Friday 20 January 2023

One kitten hates the other after they were neutered. What's happening?

This is a question on the website which I would like to also answer on this site. This is quite a typical problem actually. Domestic cats identify almost everything that they encounter through their sense of smell. Or to put it more accurately, they confirm the identity of the object. This happens as you can see when they eat. They sniff food because at close range their eyesight is not that great and therefore, they've got to identify whether it is edible and nutritious through its smell.

One kitten hates the other after they were neutered. What's happening?
One kitten hates the other after they were neutered. What's happening? Image: u/jkamio

When a cat goes to a veterinary clinic for any procedure including a minor operation like a male neutering, they come back smelling of the veterinary clinic. And the veterinarian has probably used a sterilising agent on the site of the wound which also will have a strong smell.

These smells transform the freshly neutered cat into a complete stranger to the sibling. Whereas once they recognised their sibling as a friendly cat who they knew, all of a sudden, they are encountering a stranger who has invaded their space.

In response they hiss at their sibling which is disturbing to their human caregiver. They hate to see this agonistic behaviour among friendly cats.

But the smell will fade and the kitten when then once again become a sibling who they like. And perhaps the smell of the operation can be removed with a damp cloth. In addition, a bit of bedding used by both cats could be rubbed over the cat who had the operation to speed up the return of their body odour to its true smell.

It is nothing to worry about although it is concerning initially.

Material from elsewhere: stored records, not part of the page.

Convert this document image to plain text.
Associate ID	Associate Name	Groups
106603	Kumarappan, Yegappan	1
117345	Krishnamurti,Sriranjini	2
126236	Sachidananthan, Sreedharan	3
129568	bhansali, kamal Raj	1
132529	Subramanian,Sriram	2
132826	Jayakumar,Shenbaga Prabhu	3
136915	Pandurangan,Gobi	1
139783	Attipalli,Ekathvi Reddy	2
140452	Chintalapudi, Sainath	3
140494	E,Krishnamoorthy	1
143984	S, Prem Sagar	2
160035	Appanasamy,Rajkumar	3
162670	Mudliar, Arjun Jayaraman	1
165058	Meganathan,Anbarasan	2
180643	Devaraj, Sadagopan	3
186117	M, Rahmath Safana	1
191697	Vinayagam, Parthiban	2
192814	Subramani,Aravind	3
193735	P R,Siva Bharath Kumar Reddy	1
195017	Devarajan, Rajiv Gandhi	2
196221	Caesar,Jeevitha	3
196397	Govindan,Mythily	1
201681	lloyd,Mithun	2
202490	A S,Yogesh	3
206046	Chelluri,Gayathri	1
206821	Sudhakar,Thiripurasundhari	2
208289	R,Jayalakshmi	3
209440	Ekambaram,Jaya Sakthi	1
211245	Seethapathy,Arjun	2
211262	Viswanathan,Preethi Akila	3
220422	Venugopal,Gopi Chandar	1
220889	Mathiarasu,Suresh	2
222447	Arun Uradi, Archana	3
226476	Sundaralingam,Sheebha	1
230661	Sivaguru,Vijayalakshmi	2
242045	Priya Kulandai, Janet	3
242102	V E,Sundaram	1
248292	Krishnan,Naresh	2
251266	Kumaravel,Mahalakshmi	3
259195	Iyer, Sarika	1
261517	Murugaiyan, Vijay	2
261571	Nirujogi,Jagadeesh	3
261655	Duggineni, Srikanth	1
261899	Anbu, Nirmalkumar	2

Years ago, I had a brother and sister siblings who got on well. The sister fell into a pot of white paint. It was water-soluble and I immediately washed it off. I also washed off her body odour. 

Her brother no longer recognised her and hissed at her. She groomed herself fastidiously for about an hour to put her scent back and at that point he recognised her and the status quo was renewed.

There is another point worth making. Siblings when they are young are normally friendly towards each other. When they become adults and independent, that friendship may disappear as they become competitors for resources.

That's the wild cat behaviour which looks peculiar in the home of their caregiver. There is no need to be independent-minded when they are both being looked after but of course it is instinctive. They may get along but they may not any more.